Wednesday, April 12, 2017

Freedom of Blogging: Write, Publish and Distribute, all in Raw AsciiDoc!

AsciiDoc (AD) being one of the easiest ways to write rich-text markups as plaintext sources, we see a trend of bloggers moving to AD-based platforms rather than HTML-based ones. This brings the great advantage of ubiquitous blogging, as the hand-typed source can often be published without additional formatting, in addition to the elimination of most of the "garbage" HTML introduced by rich-text editors.

Unfortunately, since browsers understand only HTML, viewing the blog ultimately requires conversion of the aforementioned AD source to HTML at some point. Existing AD blogging platforms do this on server-side, meaning that what you ultimately receive on the browser is not AD but bloated-up HTML.

Given the widespread support for Javascript in almost all modern browsers, we can instead load the AD source directly on the client side, and parse it into HTML using Javascript. In addition to reducing the loading overhead, this eliminates the need for a dedicated backend or a conversion process for transforming the publisher-submitted AD content to HTML.

As none of the existing platforms seemed to support this client-side blog parsing ability, I decided to implement a simple PoC on my own. You can clone it from here and try it out.

In order to publish a blog post using it, you can simply upload the AD source to the hosted content location and update menu.json to include the new post (the entry key and value set to the relative path and title of the post respectively). Thereafter, when the root page (index.html) is loaded in a browser, a list of articles (defined in menu.json) will be displayed, and clicking on an article name would result in the AD source being fetched, parsed to HTML, and displayed in the post viewer. Of course, the tool requires a good touch of styling and 'landscaping' (layout changes) before it can take the shape of an appealing blog.

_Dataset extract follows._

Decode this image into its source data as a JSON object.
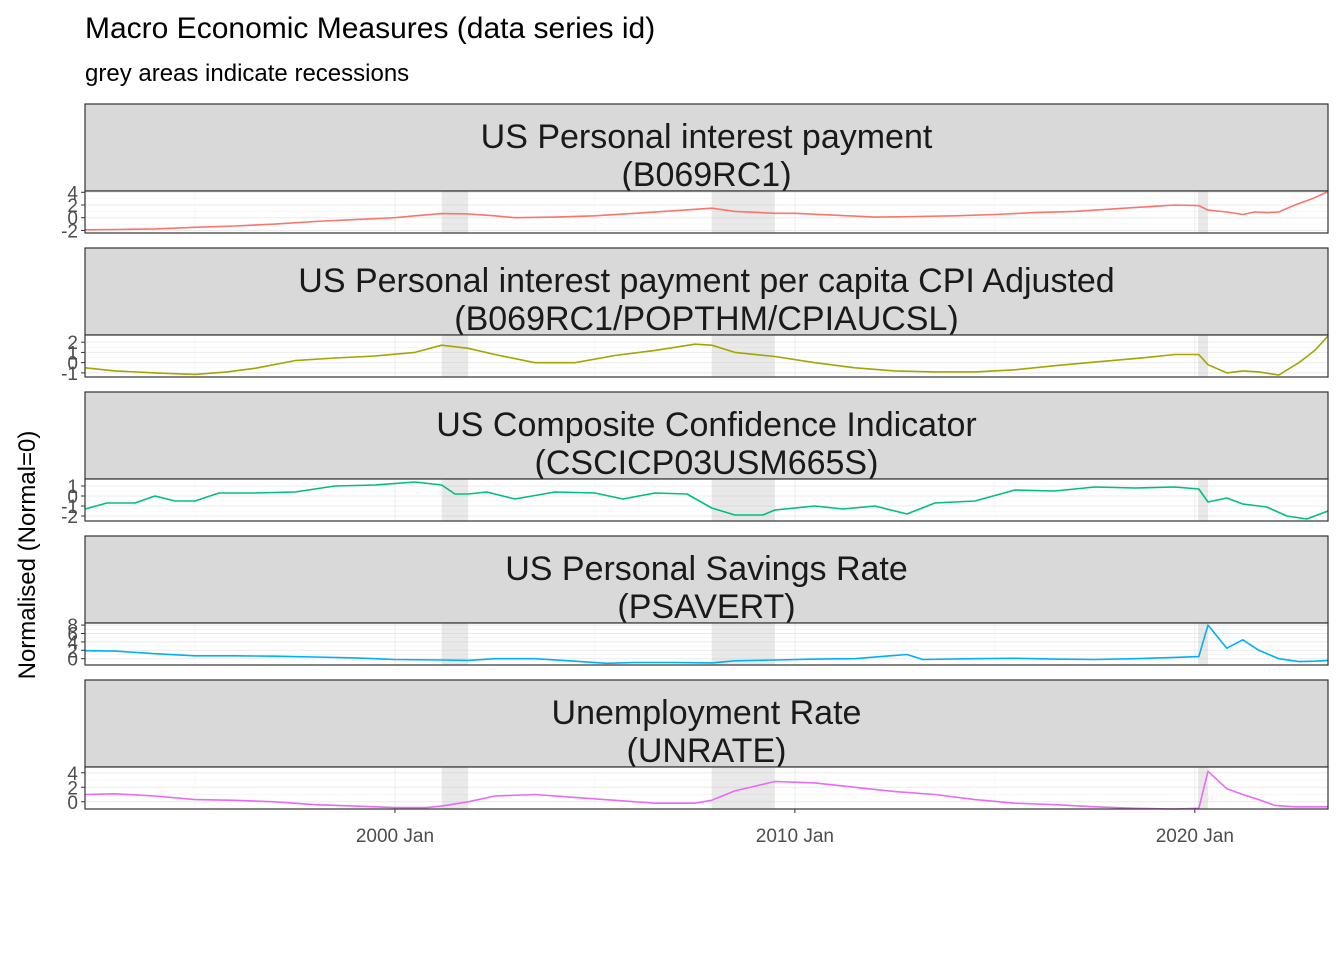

The app is completely driven by JS, including the parsing of fetched articles. AD parsing is achieved through a custom-made JS library (as the official AsciiDoctor.js library is still fairly bulky) that covers only a commonly-used subset of the AD spec; e.g. it does not currently support tables or [NOTE] fragments. Suggestions and improvements are always welcome, given that they maintain the simplicity and streaming (line-by-line parsing) nature of existing code.

I'm not entirely sure of how this type of dynamic rendering would affect SEO; unless the search engine is really intelligent, it will probably not be able to dynamically load and index the articles. Hence if you are looking for SEO or article visibility, this might not be the best option for you. Anyway, I'm soon going to try it out on my own soon, and I'll keep you posted regarding my progress, at least with the Almighty Google Bot.